Anthony Pompliano has a blunt message for the crypto industry: most of it is already dead and won't be coming back. In a video posted to X on May 6, the prominent Bitcoin advocate argued that the sector is littered with 'ghost chains' — networks with barely any activity — and 'zombie coins' — tokens whose markets have collapsed but still have holders clinging on. He didn't spare the living either, calling out a shift from 'hardcore missionaries' focused on Bitcoin's technology to 'mercenaries' chasing quick money through meme tokens, scam coins, and outright market manipulation.
The Consensus test
Pompliano pointed to a moment at the Consensus conference this year that crystallized the disconnect. He asked the room if millions of crypto coins could thrive long-term. Not a single attendee raised a hand. For Pompliano, that silence says everything about an industry that lost its way.
Wall Street moves in
The real action, in his view, is happening outside crypto's old guard. He highlighted Morgan Stanley's plan to launch Bitcoin trading through E-Trade, which has about 8.6 million clients. The brokerage plans to undercut Coinbase on fees and will use ZeroHash infrastructure for the back end. Charles Schwab is also in the mix. Pompliano sees this as Wall Street quietly absorbing the parts of crypto that actually work — and doing it cheaper.
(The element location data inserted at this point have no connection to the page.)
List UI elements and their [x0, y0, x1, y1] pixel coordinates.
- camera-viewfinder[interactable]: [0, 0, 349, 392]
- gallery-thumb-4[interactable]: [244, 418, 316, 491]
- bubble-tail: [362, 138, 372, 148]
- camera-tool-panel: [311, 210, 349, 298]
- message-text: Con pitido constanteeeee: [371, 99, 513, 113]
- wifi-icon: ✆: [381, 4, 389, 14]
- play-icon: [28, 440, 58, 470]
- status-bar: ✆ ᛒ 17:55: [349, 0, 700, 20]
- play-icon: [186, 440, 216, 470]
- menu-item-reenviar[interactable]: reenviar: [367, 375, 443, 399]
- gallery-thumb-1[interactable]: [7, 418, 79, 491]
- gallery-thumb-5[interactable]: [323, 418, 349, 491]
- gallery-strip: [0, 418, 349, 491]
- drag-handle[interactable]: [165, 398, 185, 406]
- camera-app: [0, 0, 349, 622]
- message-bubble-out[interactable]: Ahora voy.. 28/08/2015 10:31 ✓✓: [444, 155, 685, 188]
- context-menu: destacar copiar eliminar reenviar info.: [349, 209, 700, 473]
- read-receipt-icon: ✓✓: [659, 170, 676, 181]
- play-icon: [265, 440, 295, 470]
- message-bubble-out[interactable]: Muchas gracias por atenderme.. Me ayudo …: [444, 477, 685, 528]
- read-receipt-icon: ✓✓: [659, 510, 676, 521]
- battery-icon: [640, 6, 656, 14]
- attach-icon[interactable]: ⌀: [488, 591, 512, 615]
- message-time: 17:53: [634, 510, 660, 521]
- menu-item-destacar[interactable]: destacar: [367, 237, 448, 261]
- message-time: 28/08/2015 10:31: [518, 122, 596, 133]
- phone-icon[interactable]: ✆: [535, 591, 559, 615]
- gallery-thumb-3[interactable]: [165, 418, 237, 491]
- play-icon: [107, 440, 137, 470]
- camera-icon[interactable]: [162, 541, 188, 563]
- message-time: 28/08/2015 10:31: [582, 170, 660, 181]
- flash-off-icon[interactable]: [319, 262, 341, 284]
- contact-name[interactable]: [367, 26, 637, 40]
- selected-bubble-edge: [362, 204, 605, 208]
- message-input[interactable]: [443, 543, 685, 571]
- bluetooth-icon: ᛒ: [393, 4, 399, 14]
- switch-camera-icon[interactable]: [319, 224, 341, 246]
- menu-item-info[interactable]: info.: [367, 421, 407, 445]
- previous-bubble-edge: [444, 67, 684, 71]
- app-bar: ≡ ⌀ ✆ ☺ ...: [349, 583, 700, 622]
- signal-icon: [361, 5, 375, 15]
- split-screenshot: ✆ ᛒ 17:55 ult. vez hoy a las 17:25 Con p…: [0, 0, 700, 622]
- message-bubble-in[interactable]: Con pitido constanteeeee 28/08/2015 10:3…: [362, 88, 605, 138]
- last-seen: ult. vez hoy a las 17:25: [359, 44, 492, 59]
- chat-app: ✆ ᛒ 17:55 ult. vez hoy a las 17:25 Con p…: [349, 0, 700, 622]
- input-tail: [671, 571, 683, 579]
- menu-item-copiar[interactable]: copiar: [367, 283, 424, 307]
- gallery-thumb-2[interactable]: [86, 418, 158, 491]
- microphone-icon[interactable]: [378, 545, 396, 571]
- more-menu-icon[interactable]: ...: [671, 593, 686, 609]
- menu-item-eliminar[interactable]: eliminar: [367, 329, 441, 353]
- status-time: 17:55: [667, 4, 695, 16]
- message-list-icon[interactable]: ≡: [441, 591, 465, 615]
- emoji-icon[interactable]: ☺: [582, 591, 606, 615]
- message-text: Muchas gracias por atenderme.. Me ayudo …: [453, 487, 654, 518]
Meanwhile, crypto-native firms are starting to look like traditional brokerages. Pompliano noted that several are adding equities, prediction markets, options, and commodities, blurring the line between the two worlds. The irony isn't lost on him.
Saylor's pivot
He also flagged a comment from Michael Saylor, the executive chairman of Strategy. Saylor recently said his company could sell Bitcoin or derivatives to fund preferred dividends. Pompliano called that a shift from what would have been considered 'blasphemy' in Bitcoin's early days to standard capital allocation today. The old guard's purity is giving way to pragmatism.
Not all bad news
Pompliano's conclusion is surprisingly optimistic about the shakeout. He said the dying parts of crypto are necessary — the resilient parts have to compete on a bigger stage, not hide in a boutique industry. The timeline is vague, but the direction is clear: the Morgan Stanley E-Trade rollout will be a real test of how fast traditional finance can swallow crypto's survivors.